Gaiart, Alan Smithee e l'amico giornalista Roberto Schinardi

SCHNEIDER VS, BAX ci fa incontrare nuovamente il regista olandese di Borgman, visto a Cannes nel 2013, e ci consente di imbatterci nuovamente nel mondo bizzarro ed un po' schizzato Alez van Warmerdam, originale e arguto cineasta alla sua ottava o nona fatica cinematografica.

Storie di killer capricciosi e problematici, ma pure di vittime designate a tal punto caratteriali e devastate interiormente, da dar vita ad una lunga, incessante e frenetica caccia all'uomo che si dipana scatenata e folle tra i flutti di una zona lacustre circondata da canneti e abitazioni a palafitta.

Un andamento sostenuto che Warmerdam seziona e suddivide in piccole storie di ossessioni e di manie, dove l'ostinazione del killer e le problematiche comportamentali dell'anziana vittima, scrittore afflitto da dipendenza da stupefacenti per ritrovare fonti ispiratrici in grado di sostenerne la produzione letteraria, li rendono come burattini picareschi e a tratti irresistibili di una corsa per la sopravvivenza dai toni decisamente sarcastici e surreali.

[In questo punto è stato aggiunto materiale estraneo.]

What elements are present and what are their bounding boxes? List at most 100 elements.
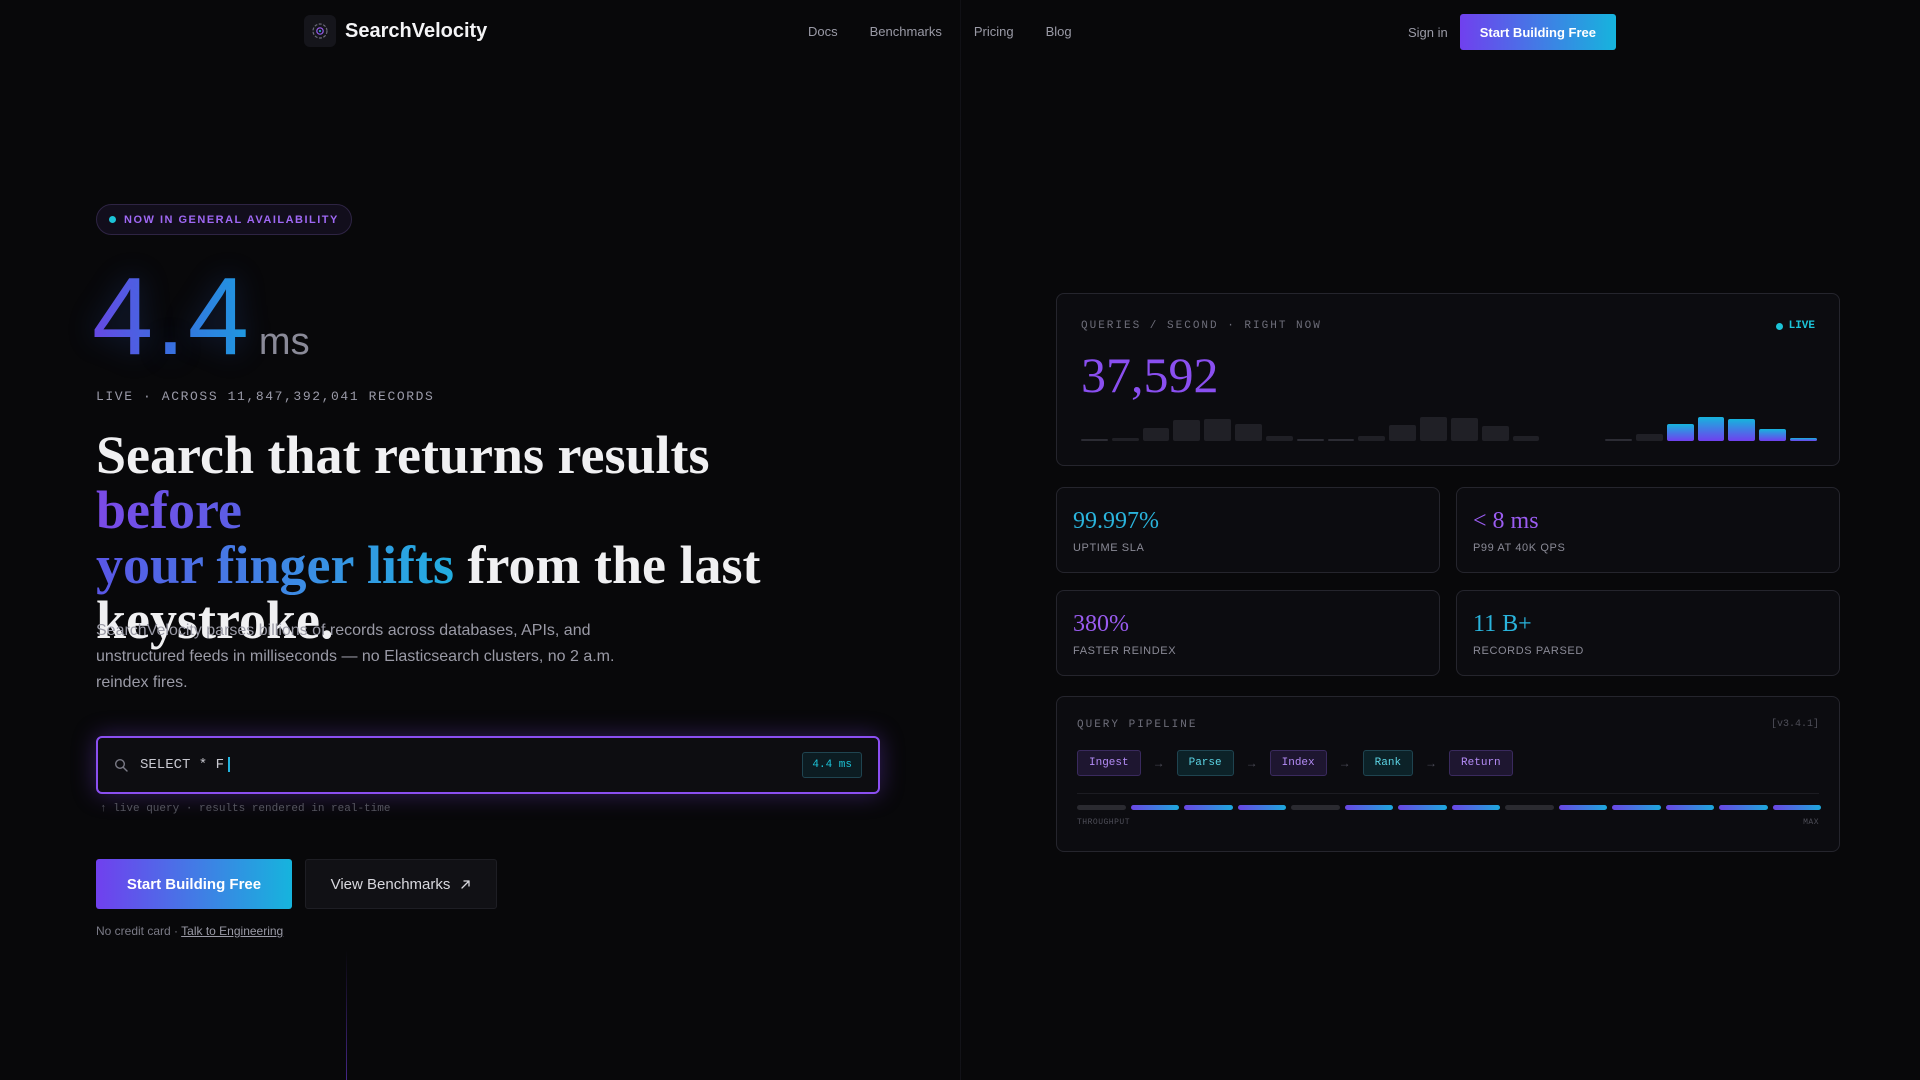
throughput-segment (1665, 805, 1714, 810)
pipeline-step-ingest: Ingest (1077, 750, 1141, 776)
latency-value: 4.4 (92, 255, 251, 378)
text-cursor (228, 756, 231, 772)
pipeline-step-parse: Parse (1176, 750, 1234, 776)
qps-bar (1204, 419, 1232, 441)
headline-part-1: Search that returns results (96, 425, 710, 485)
qps-live-label: LIVE (1788, 320, 1815, 332)
arrow-right-icon: → (1245, 756, 1258, 770)
view-benchmarks-label: View Benchmarks (330, 875, 451, 893)
stat-label: P99 AT 40K QPS (1473, 542, 1566, 554)
pipeline-steps: Ingest → Parse → Index → Rank → Return (1077, 750, 1513, 776)
throughput-segment (1237, 805, 1286, 810)
qps-value: 37,592 (1081, 347, 1219, 403)
qps-bar (1235, 424, 1262, 441)
qps-bar (1358, 436, 1386, 441)
live-dot (1775, 322, 1783, 330)
qps-bar (1759, 429, 1787, 441)
nav-link-pricing[interactable]: Pricing (974, 24, 1014, 39)
query-text: SELECT * F (140, 756, 231, 773)
qps-bar (1512, 436, 1540, 441)
qps-bar (1296, 439, 1324, 441)
qps-bar (1111, 438, 1139, 441)
arrow-right-icon: → (1338, 756, 1351, 770)
search-icon (114, 758, 128, 772)
pipeline-step-return: Return (1449, 750, 1513, 776)
qps-bar (1481, 426, 1509, 441)
accent-line (346, 950, 347, 1080)
throughput-segment (1558, 805, 1607, 810)
nav-link-benchmarks[interactable]: Benchmarks (870, 24, 942, 39)
stat-value: 380% (1073, 611, 1129, 637)
headline-highlight-2: your finger lifts (96, 535, 454, 595)
stat-label: RECORDS PARSED (1473, 645, 1584, 657)
arrow-up-right-icon (461, 879, 471, 889)
pipeline-step-rank: Rank (1362, 750, 1414, 776)
sign-in-link[interactable]: Sign in (1408, 25, 1448, 40)
throughput-segment (1451, 805, 1500, 810)
throughput-axis-label: THROUGHPUT (1077, 818, 1131, 827)
stat-value: 99.997% (1073, 508, 1159, 534)
throughput-segment (1505, 805, 1554, 810)
pipeline-divider (1077, 793, 1819, 794)
availability-badge: NOW IN GENERAL AVAILABILITY (96, 204, 352, 235)
stat-card-records: 11 B+ RECORDS PARSED (1456, 590, 1840, 676)
stat-label: FASTER REINDEX (1073, 645, 1177, 657)
throughput-segment (1612, 805, 1661, 810)
throughput-bar (1077, 805, 1821, 810)
pipeline-step-index: Index (1269, 750, 1327, 776)
pipeline-title: QUERY PIPELINE (1077, 719, 1198, 731)
throughput-segment (1398, 805, 1447, 810)
throughput-segment (1130, 805, 1179, 810)
stat-card-uptime: 99.997% UPTIME SLA (1056, 487, 1440, 573)
qps-bar (1790, 438, 1817, 441)
max-axis-label: MAX (1803, 818, 1819, 827)
top-nav: SearchVelocity Docs Benchmarks Pricing B… (0, 0, 1920, 64)
brand-name: SearchVelocity (345, 19, 488, 42)
center-divider (960, 0, 961, 1080)
badge-dot (109, 216, 116, 223)
throughput-segment (1772, 805, 1821, 810)
nav-links: Docs Benchmarks Pricing Blog (808, 24, 1072, 39)
nav-link-docs[interactable]: Docs (808, 24, 838, 39)
start-building-button[interactable]: Start Building Free (96, 859, 292, 909)
qps-bar (1605, 439, 1632, 441)
throughput-segment (1077, 805, 1126, 810)
headline-highlight-1: before (96, 480, 242, 540)
qps-bar (1265, 436, 1293, 441)
logo-icon (304, 15, 336, 47)
qps-bar (1142, 428, 1170, 441)
query-hint: ↑ live query · results rendered in real-… (100, 803, 391, 815)
qps-label: QUERIES / SECOND · RIGHT NOW (1081, 320, 1322, 332)
stat-value: 11 B+ (1473, 611, 1532, 637)
talk-to-engineering-link[interactable]: Talk to Engineering (181, 924, 283, 938)
nav-link-blog[interactable]: Blog (1046, 24, 1072, 39)
nav-start-building-button[interactable]: Start Building Free (1459, 14, 1616, 50)
pipeline-version: [v3.4.1] (1770, 719, 1819, 730)
qps-bar (1450, 418, 1478, 441)
qps-card: QUERIES / SECOND · RIGHT NOW LIVE 37,592 (1056, 293, 1840, 466)
throughput-segment (1184, 805, 1233, 810)
qps-bar (1666, 424, 1694, 441)
arrow-right-icon: → (1425, 756, 1438, 770)
qps-bar (1697, 417, 1725, 441)
latency-display: 4.4 ms (92, 262, 310, 372)
qps-bar (1420, 417, 1447, 441)
badge-text: NOW IN GENERAL AVAILABILITY (124, 213, 339, 226)
throughput-segment (1291, 805, 1340, 810)
view-benchmarks-button[interactable]: View Benchmarks (305, 859, 497, 909)
stat-card-p99: < 8 ms P99 AT 40K QPS (1456, 487, 1840, 573)
stat-value: < 8 ms (1473, 508, 1539, 534)
throughput-segment (1719, 805, 1768, 810)
stat-label: UPTIME SLA (1073, 542, 1145, 554)
live-query-input[interactable]: SELECT * F 4.4 ms (96, 736, 880, 794)
query-pipeline-card: QUERY PIPELINE [v3.4.1] Ingest → Parse → Ind… (1056, 696, 1840, 852)
brand-logo[interactable]: SearchVelocity (304, 15, 487, 47)
hero-subcopy: SearchVelocity parses billions of record… (96, 622, 615, 691)
qps-bar (1389, 425, 1417, 441)
qps-bar (1327, 439, 1355, 441)
qps-bar (1728, 419, 1756, 441)
nav-actions: Sign in Start Building Free (1408, 14, 1616, 50)
query-latency-badge: 4.4 ms (802, 752, 862, 778)
latency-unit: ms (258, 321, 310, 363)
stat-card-reindex: 380% FASTER REINDEX (1056, 590, 1440, 676)
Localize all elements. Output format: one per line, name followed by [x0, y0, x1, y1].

Respiri di un cinema alla Kaurismaki, decisamente meno poetico e disincantato, ma vivo, vitale, un po' fine a se stesso e raggelato quel tanto che basta per renderlo uno dei capisaldi caratteriali e sarcastici di un umorismo freddo, ma anche irresistibile, a cui ci ha abituato tanto cinema nord europero. In Concorso.

VOTO ***

Restando IN CONCORSO, con JAMES WHITE ci tuffiamo all'interno del cinema indipendente americano tutto cliché e tic isterici metropolitani da nevrosi ed irrealizzazione, per affrontare una storia di sopravvivenza e soprattutto di morte che affligge un ventenne un po' sciroccato ed inquieto, alle prese con una vita da tempo allo sbando, e i gravi problemi di salute che affliggono entrambi i genitori.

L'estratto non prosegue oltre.